Il nocciolo della “tolleranza zero” è la soppressione della discrezionalità dei funzionari di polizia sul perseguire o meno un reato di cui vengano a conoscenza. Gli stati o le comunità locali possono facilmente trovarsi in una situazione in cui si decide a livello politico di perseguire solo i reati di grande entità, mentre al contrario la polizia locale applica la politica di “tolleranza zero”, colpendo anche i reati minori (compreso il possesso e il consumo di cannabis).

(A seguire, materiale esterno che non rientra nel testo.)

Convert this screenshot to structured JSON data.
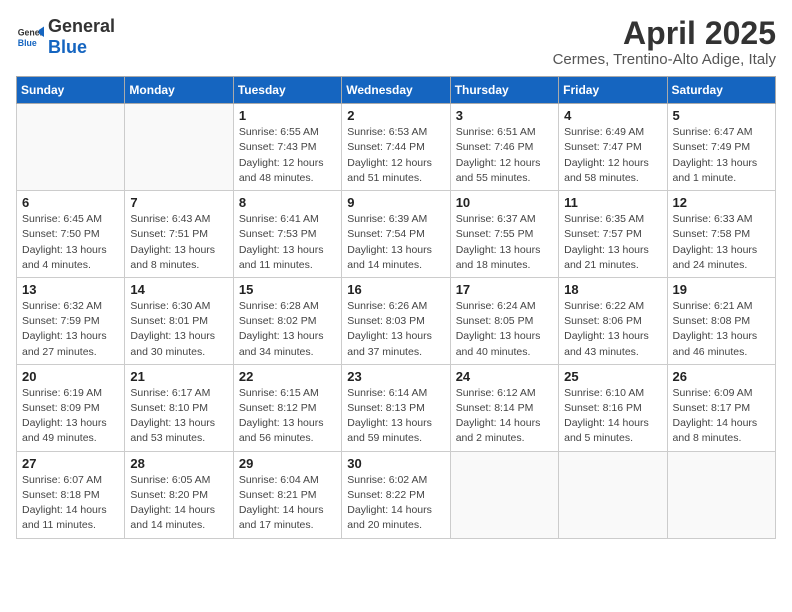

Gli obbiettivi dichiarati quando si sceglie la “tolleranza zero” sono, in generale, quelli di ridurre la criminalità, l’allarme sociale, le turbative all’ordine pubblico. Quando i reati minori e l’ordine pubblico sono gli obbiettivi principali, però, si sconfina facilmente nella violazione dei diritti umani. Vi è poi una peculiarità nei Paesi dell’Asia e del Pacifico, legati al traffico internazionale e che dipendono dalle risorse finanziarie dei fondi per l’assistenza ai Paesi in via di sviluppo.

Sia l’ONU che il governo degli Stati Uniti hanno adottato esplicite politiche per allineare gli altri Paesi all’approccio proibizionista al fenomeno degli stupefacenti. Le norme contenute nei trattati internazionali, che riconoscono ai singoli Paesi un margine di autonomia legislativa e di applicazione delle leggi nel rispetto delle differenze culturali, sono generalmente ignorate. In questo contesto, è preoccupante che molti di quei Paesi abbiano incorporato le Convenzioni nella legislazione nazionale senza sottoporle a un attento esame critico e senza considerare l’opportunità di previsioni che si discostino dal proibizionismo totale, in conformità con le culture locali.

Nella regione dell’Asia-Pacifico (e presumibilmente anche altrove) funzionari della DEA (Drug Enforcement Administration) americana effettuano visite regolari e intrattengono colloqui con le agenzie e gli opinion leaders locali. In alcuni Paesi delle isole del Pacifico, per esempio, i funzionari della DEA hanno riferito ad alti funzionari di polizia e ai politici che i loro Paesi, in quanto firmatari delle Convenzioni, sono obbligati a perseguire penalmente il possesso e l’uso di cannabis e anche a introdurre la carcerazione obbligatoria per questi reati. Peraltro, molti Paesi di quelle regioni prevedono la pena del carcere per i consumatori di cannabis e ciò è fonte di corruzione per il sistema della giustizia, senza contare le disastrose conseguenze sul sistema carcerario. Questi stati, in genere, non dispongono delle risorse necessarie a sviluppare una propria legislazione originale sugli stupefacenti e perciò facilmente adottano pacchetti legislativi “pronti per l’uso” e contrastanti con l’approccio della riduzione del danno, offerti da questi “guerrieri della droga”.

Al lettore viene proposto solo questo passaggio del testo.